Singaporean military officer

Lee Yi-Jin (李毅骏 ) is a Singaporean military officer. He currently serves as Chief of Digital and Intelligence Service (DIS) / Director Military Intelligence, the fourth Service of the Singapore Armed Forces (SAF). He also served as a board member of the Housing and Development Board from 2020 to 2022.

== Education ==
Lee was educated in Raffles Junior College. He received the Singapore Armed Forces Overseas Scholarship in 1999 to study at the University of Chicago, where he graduated with a Bachelor of Arts in Economics. He also completed a Master of Arts at Stanford University in 2003.
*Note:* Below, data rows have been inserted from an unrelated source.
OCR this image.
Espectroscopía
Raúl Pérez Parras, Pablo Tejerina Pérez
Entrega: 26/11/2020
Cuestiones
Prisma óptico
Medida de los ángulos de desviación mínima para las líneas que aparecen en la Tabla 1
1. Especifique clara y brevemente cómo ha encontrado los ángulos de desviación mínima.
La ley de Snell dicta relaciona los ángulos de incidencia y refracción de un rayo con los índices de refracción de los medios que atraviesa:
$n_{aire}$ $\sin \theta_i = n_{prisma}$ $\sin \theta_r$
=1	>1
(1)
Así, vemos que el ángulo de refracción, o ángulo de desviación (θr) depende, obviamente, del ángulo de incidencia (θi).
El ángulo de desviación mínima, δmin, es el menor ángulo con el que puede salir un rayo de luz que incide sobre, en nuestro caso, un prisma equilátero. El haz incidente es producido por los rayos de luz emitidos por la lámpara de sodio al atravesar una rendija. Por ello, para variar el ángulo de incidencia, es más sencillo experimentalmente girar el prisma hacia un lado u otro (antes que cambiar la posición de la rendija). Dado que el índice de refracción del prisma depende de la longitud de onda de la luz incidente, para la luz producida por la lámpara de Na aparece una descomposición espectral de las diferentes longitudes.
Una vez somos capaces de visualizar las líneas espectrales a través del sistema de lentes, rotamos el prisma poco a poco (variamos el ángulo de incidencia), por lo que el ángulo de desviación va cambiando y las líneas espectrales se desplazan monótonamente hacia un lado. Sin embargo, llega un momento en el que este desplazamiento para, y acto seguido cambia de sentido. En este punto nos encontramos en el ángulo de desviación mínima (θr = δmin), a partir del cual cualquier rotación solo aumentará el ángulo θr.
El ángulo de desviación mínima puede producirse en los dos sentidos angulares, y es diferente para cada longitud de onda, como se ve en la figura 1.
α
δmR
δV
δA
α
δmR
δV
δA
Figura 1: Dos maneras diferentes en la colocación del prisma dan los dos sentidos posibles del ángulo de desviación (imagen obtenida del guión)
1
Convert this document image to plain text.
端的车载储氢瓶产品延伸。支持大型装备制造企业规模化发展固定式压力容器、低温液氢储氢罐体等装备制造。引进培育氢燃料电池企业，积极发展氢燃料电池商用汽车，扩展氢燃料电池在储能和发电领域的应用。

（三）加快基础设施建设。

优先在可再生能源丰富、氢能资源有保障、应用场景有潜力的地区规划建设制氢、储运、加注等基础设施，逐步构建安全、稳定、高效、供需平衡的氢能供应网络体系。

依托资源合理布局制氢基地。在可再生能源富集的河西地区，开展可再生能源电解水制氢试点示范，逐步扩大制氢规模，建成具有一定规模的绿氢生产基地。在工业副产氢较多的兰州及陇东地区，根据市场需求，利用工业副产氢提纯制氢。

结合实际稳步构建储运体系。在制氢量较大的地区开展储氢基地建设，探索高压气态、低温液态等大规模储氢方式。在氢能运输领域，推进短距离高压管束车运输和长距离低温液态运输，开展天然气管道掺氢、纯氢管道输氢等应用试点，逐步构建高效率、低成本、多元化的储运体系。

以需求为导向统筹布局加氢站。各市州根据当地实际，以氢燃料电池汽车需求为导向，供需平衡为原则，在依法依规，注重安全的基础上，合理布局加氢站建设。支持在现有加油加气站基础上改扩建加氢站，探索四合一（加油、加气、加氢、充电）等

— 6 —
Lee attended the U.S. Army Command and General Staff College, where he graduated with a Master of Military Art and Science (Strategy) in 2010 and was awarded the General Dwight D. Eisenhower Award, the Birrer-Brooks Award for Outstanding Master of Military Arts and Science thesis and the Brigadier General Benjamin H. Grierson Award for Excellence in Strategic Studies.

== Military career ==
Lee enlisted in the Singapore Armed Forces (SAF) in 1999, serving in the Artillery. He later served as the Commanding Officer 21st Battalion, Singapore Artillery, Commander 3rd Singapore Infantry Brigade, and Commander of the 6th Singapore Division/ Headquarters Sense and Strike. As Commander 6th Division, Lee served as the Commander of the Health Surveillance Task Force, the SAF's support for the Ministry of Health (MOH) in contract-tracing.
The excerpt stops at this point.